Yemen has (understandably) been less than ideal in its reliability as a United States ally in the fight against global terror. Al-Qaeda in the Arabian Peninsula is based out of Yemen and the country has been fighting against rebels and terrorists among its own ranks for years. Though the Houthis are in no way supporters of the Sunni extremist AQAP, the further destabilization of Yemen increases the abilities of such extremist groups to recruit followers.
Naturally, Saudi Arabia is very worried about the situation in Yemen. Yemen's poorly-guarded border along the southwestern edge of the Kingdom allows militants easy access into the country. The Houthis are also loosely tied to Iran, increasing the likelihood of a proxy war developing between the two powers. Furthermore, the overthrow of Hadi calls into question the status of the U.S.-Yemen relationship (including the ever unpopular program of drone strikes).

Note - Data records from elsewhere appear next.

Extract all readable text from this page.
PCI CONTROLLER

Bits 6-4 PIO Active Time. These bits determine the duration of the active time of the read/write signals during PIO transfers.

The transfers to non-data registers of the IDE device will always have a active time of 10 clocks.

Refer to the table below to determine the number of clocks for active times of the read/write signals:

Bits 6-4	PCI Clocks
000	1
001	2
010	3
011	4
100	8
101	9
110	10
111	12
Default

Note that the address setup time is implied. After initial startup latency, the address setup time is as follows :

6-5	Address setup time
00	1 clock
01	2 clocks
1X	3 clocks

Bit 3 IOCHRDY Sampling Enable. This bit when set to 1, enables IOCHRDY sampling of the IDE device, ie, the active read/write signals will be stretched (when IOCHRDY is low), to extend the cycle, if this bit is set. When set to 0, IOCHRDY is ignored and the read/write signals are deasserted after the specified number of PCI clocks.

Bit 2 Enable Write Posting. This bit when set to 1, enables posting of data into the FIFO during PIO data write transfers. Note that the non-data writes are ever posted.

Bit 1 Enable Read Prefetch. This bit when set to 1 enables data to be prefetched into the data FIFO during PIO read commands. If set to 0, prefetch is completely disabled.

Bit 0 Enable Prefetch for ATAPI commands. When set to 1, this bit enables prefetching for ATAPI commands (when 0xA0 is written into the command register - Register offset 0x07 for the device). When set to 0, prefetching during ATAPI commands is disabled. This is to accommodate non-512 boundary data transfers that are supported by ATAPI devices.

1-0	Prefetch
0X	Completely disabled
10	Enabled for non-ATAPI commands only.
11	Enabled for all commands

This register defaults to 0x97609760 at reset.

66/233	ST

All this means that things are probably going to get a lot worse in Yemen before they get better. At best, the Houthis will call for democratic elections and demand only minor political concessions or greater autonomy. At worst, they will proclaim themselves as the rightful rulers of Yemen and marginalize the Sunni population. The world (not just the United States) needs to start taking Yemen more seriously. Armed intervention by any nation certainly isn't the answer, but neither is indifference. Yemen is at a very serious turning point. Its time to start acting like it.
TL;DR: Saudi Arabia will be fine, Yemen is about to get complicated.